A new report by OFSTED has highlighted how the pandemic has exacerbated long standing staffing challenges in children’s social care
The report finds that the staffing issues are having serious consequences on the number of suitable children’s home places available and the different needs staff are able to support. As a result, some children are living in places where their needs are not being met, and in some cases are being placed in unregistered homes, without regulatory oversight. High numbers of agency social workers and high caseloads are also preventing purposeful work with children and families.
The report also highlights the issues caused by home working with consequences on poorer peer support and for learning and development opportunities for social workers and other staff.

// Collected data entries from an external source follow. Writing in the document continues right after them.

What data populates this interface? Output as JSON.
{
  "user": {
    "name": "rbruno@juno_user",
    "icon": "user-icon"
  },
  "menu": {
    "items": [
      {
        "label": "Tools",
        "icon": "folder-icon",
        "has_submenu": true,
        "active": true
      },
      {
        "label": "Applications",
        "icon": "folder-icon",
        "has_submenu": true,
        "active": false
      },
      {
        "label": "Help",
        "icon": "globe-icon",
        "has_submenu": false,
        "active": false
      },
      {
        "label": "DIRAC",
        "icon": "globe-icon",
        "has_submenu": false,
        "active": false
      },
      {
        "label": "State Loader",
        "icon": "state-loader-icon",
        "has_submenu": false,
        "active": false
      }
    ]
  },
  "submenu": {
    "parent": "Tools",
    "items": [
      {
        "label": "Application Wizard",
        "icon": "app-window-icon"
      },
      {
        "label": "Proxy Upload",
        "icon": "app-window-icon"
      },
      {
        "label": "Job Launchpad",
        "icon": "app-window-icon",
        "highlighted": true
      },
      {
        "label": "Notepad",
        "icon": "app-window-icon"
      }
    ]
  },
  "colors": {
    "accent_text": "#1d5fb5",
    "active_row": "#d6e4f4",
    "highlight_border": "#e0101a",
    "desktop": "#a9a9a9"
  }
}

The report says ‘Face-to-face interaction with colleagues is particularly important for newly qualified social workers, who have mainly operated in pandemic conditions and have had limited opportunities to interact with, and learn from, experienced colleagues. Staff training continues to be mostly online, despite concerns that it is less engaging for staff and reduces retained learning.’
Ofsted Chief Inspector, Amanda Spielman, said:
“Children’s social care has been plagued by workforce challenges for some time. But we have seen these issues accelerate in recent years, with more social workers moving to agency contracts, and residential workers leaving the sector entirely.”
“As a result, too many children, with increasingly complex needs, are not getting the help they need. A workforce strategy and improved support for disabled children and those with mental health needs, and their families are more urgent than ever.”